Deme Lomas, who owns Miami restaurant Niu Kitchen, said he saw a crane torn apart by winds and dangling from the top of a building. “We feel the building swaying all the time,” Lomas said in a phone interview from his 35th-floor apartment. “It’s like being on a ship.”
On Marco Island, home to about 17,000 residents, 67-year-old Kathleen Turner and her husband rode out the storm on the second floor of a friend’s condominium after failing to find a flight out. She feared for her canal-facing home.
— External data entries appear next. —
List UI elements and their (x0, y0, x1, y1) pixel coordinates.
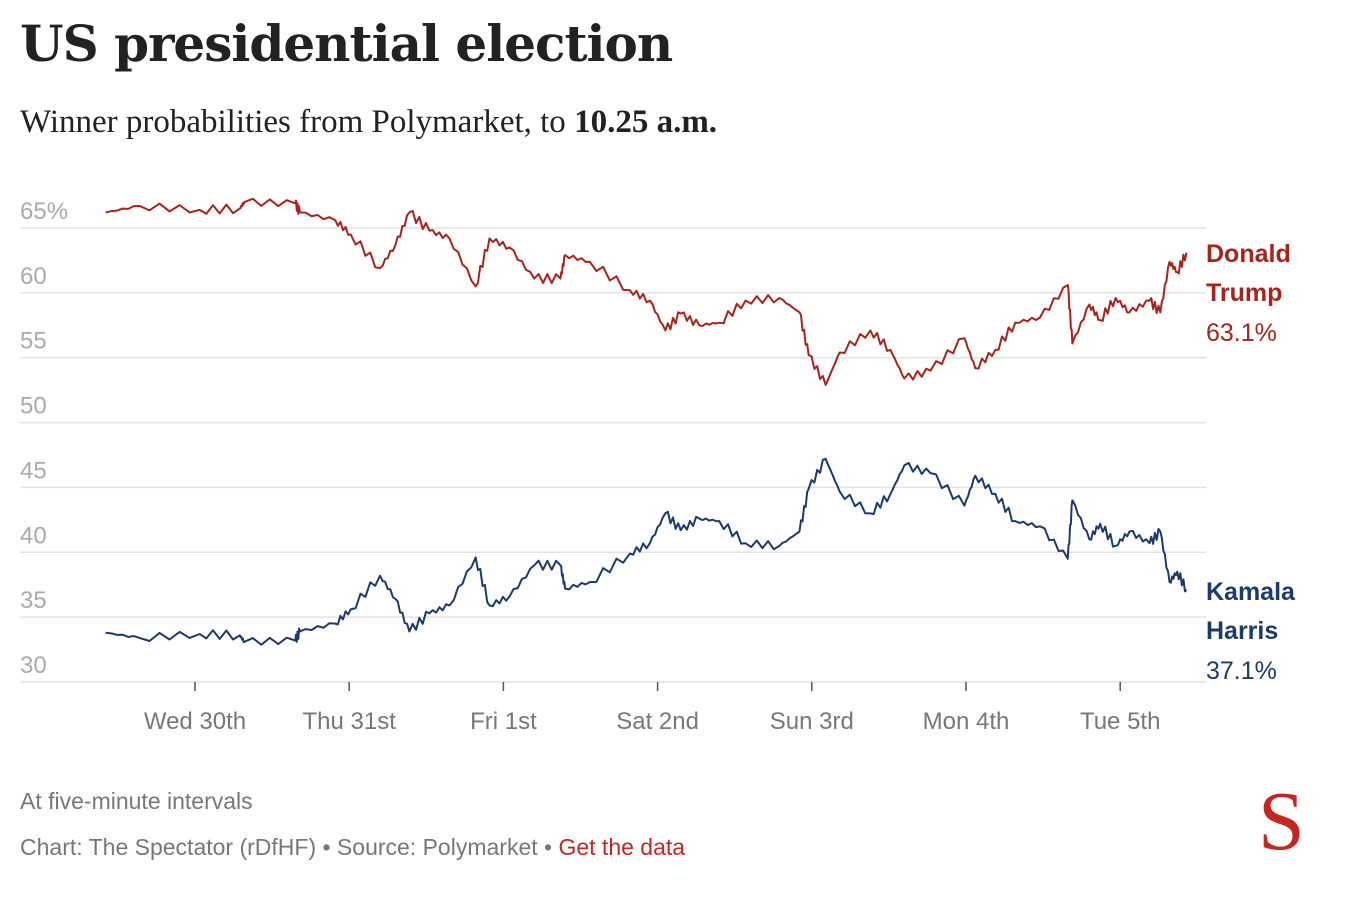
y-tick-label: 40 (20, 522, 47, 549)
get-data-link[interactable]: Get the data (558, 834, 686, 860)
y-tick-label: 30 (20, 652, 47, 679)
series-line-harris (105, 457, 1188, 646)
x-tick-label: Mon 4th (923, 708, 1010, 735)
y-tick-label: 55 (20, 328, 47, 355)
series-label-first: Kamala (1206, 578, 1296, 606)
subtitle-text: Winner probabilities from Polymarket, to (20, 104, 575, 140)
series-label-last: Trump (1206, 279, 1282, 307)
x-tick-label: Tue 5th (1080, 708, 1161, 735)
x-tick-label: Sat 2nd (616, 708, 699, 735)
series-final-value: 37.1% (1206, 657, 1277, 685)
y-tick-label: 35 (20, 587, 47, 614)
subtitle: Winner probabilities from Polymarket, to… (20, 104, 717, 141)
chart-credit: Chart: The Spectator (rDfHF) • Source: P… (20, 834, 685, 861)
chart-note: At five-minute intervals (20, 788, 253, 814)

“I’m feeling better than being in my house, but I’m worried about my home, about what’s going to happen,” Turner said. “I am prepared to say goodbye to my things, and that is hard,” Allison McCarthy Cruse, 42, said as she huddled with seven other adults, three children and seven dogs in the home of a neighbour just blocks from the water in St. Petersburg.
She said she feared the roof on her own house might not survive.
Irma comes just days after Hurricane Harvey dumped record-breaking rain in Texas, causing unprecedented flooding, killing at least 60 people and an estimated US$180 billion (S$241 billion) in property damage. Almost three months remain in the Atlantic hurricane season, which runs through November.
US President Donald Trump, acting at the governor’s request, approved a major disaster declaration for Florida on Sunday, freeing up emergency federal aid in response to Irma, which he called “some big monster.”
Earlier, Trump issued a disaster declaration for the US territory of Puerto Rico, which was hit by the storm last week, the White House said.